Of course, the big offender her is Pixar’s big mistake in not tying the movie’s themes together very well. On the personal level “Wall-E” is about a robot who wants a friend or maybe girlfriend and chases her everywhere till she realizes how much she means to him. On the plot level the film is about human consumption and laziness’s cost to the environment and ourselves. The problem with the film is that the two never mirror or reinforce each other.

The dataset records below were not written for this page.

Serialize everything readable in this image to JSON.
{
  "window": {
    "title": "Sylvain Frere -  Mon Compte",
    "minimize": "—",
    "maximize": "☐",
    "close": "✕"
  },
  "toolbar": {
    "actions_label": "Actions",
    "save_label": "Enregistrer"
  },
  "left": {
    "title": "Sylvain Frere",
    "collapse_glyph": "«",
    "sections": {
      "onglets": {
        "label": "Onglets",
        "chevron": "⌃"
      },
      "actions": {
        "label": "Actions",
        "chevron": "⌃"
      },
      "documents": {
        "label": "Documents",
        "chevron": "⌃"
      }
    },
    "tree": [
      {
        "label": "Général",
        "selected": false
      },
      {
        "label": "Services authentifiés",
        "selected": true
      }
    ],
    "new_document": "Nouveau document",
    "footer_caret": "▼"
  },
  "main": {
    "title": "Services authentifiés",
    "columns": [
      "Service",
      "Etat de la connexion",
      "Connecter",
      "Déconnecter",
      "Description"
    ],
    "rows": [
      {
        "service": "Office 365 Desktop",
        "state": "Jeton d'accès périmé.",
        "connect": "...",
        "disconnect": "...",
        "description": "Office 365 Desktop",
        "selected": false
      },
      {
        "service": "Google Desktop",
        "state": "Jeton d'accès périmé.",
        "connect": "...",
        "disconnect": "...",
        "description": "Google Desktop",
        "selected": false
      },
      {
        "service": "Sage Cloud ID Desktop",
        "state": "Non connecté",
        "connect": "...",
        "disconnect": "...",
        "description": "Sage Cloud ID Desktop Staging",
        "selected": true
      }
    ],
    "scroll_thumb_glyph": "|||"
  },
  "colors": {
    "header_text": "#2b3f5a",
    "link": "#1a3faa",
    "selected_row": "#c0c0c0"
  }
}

In a better film, as the robots grow together, they realize that their purpose is to save humanity from themselves or maybe as the humans discover that they need to get back to earth, they task Wall-E and EVE to some mission or project that brings them closer together. The problem here, is that none of this happens. About halfway through the film it is obvious that Wall-E has gotten through to EVE. When they are fighting to save humanity it is more out of necessity than out of any affection for each other. Similarly when the humans are fighting for their survival they aren’t doing anything that they have seen modeled by Wall-E. They are just cheering him on. The two stories just never connect together into anything larger than their sum.
I wish I could say this movie is a 5 Star film. The first half of it sure is, but unfortunately for “Wall-E” this is a feature film and not an animated short. You need more than that to win over this cinephile.